Expressive Languages For Evolved Programs
Over the last decade evolutionary computation techniques have begun to produce human-competitive results in several areas of science and engineering. These advances have been driven by factors including the availability of faster hardware and clusters, the influx of ideas from evolutionary biology, and the development and understanding of better algorithms and representations. In this talk I will focus on representations in "genetic programming," an evolutionary computation technique in which genetic algorithms operate on and produce executable programs. I will show how increasingly expressive representations allow for the evolution of programs with types, subroutines, macros, and evolved control structures, using the Push programming language as an example of an unusually expressive representation for evolved programs. I will briefly present recent results and ongoing projects involving genetic programming with Push, and I will offer some thoughts on the relation between evolutionary computation and other forms of machine learning.

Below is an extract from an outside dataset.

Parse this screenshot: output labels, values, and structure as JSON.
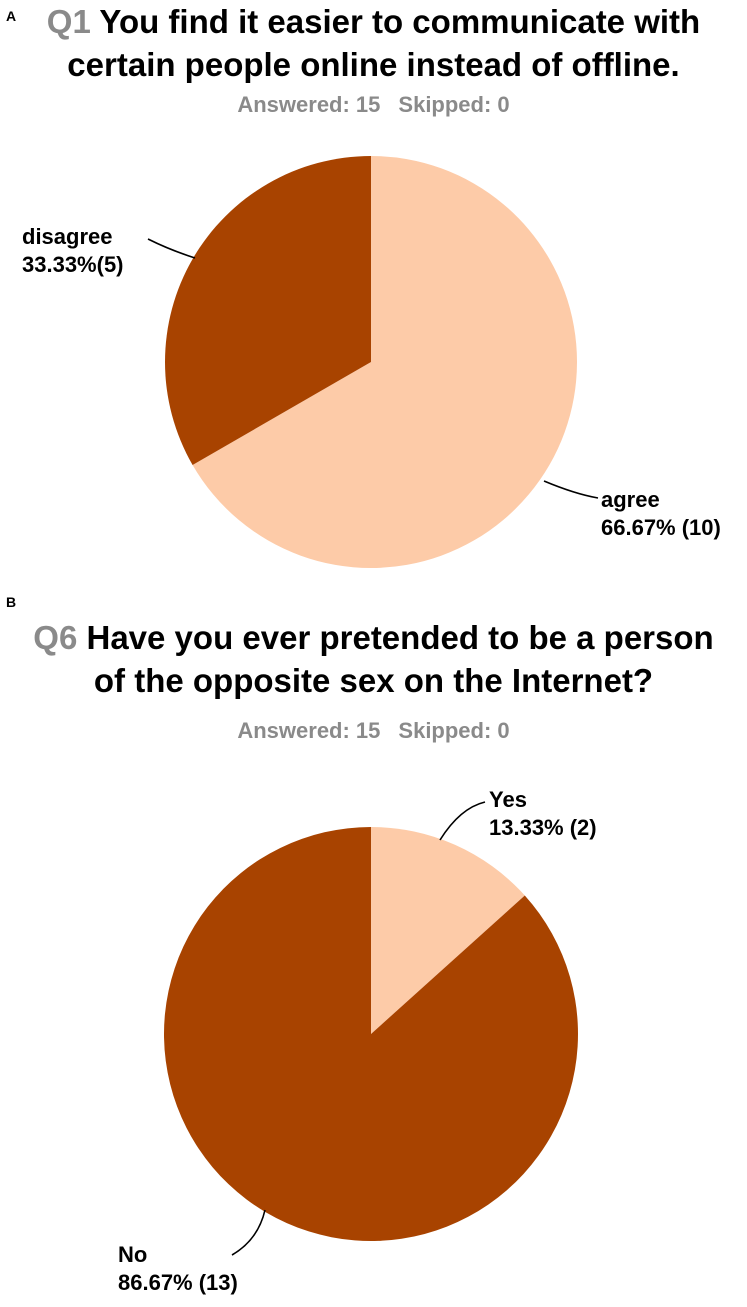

Lee Spector is a Professor of Computer Science in the School of Cognitive Science at Hampshire College and an Adjunct Professor in the Department of Computer Science at the University of Massachusetts, Amherst. He received a B.A. in Philosophy from Oberlin College in 1984, and a Ph.D. from the Department of Computer Science at the University of Maryland in 1992. Dr. Spector teaches and conducts research in artificial intelligence, artificial life, and a variety of areas at the intersections of computer science with cognitive science, physics, evolutionary biology, and the arts. He is an NSF Distinguished Teaching Scholar, the Editor-in-Chief of the Springer journal Genetic Programming and Evolvable Machines, a member of the editorial board of the MIT Press journal Evolutionary Computation, a member of the Executive Committee of the ACM Special Interest Group on Evolutionary Computation (SIGEVO), and the author of numerous publications including the book Automatic Quantum Computer Programming: A Genetic Programming Approach.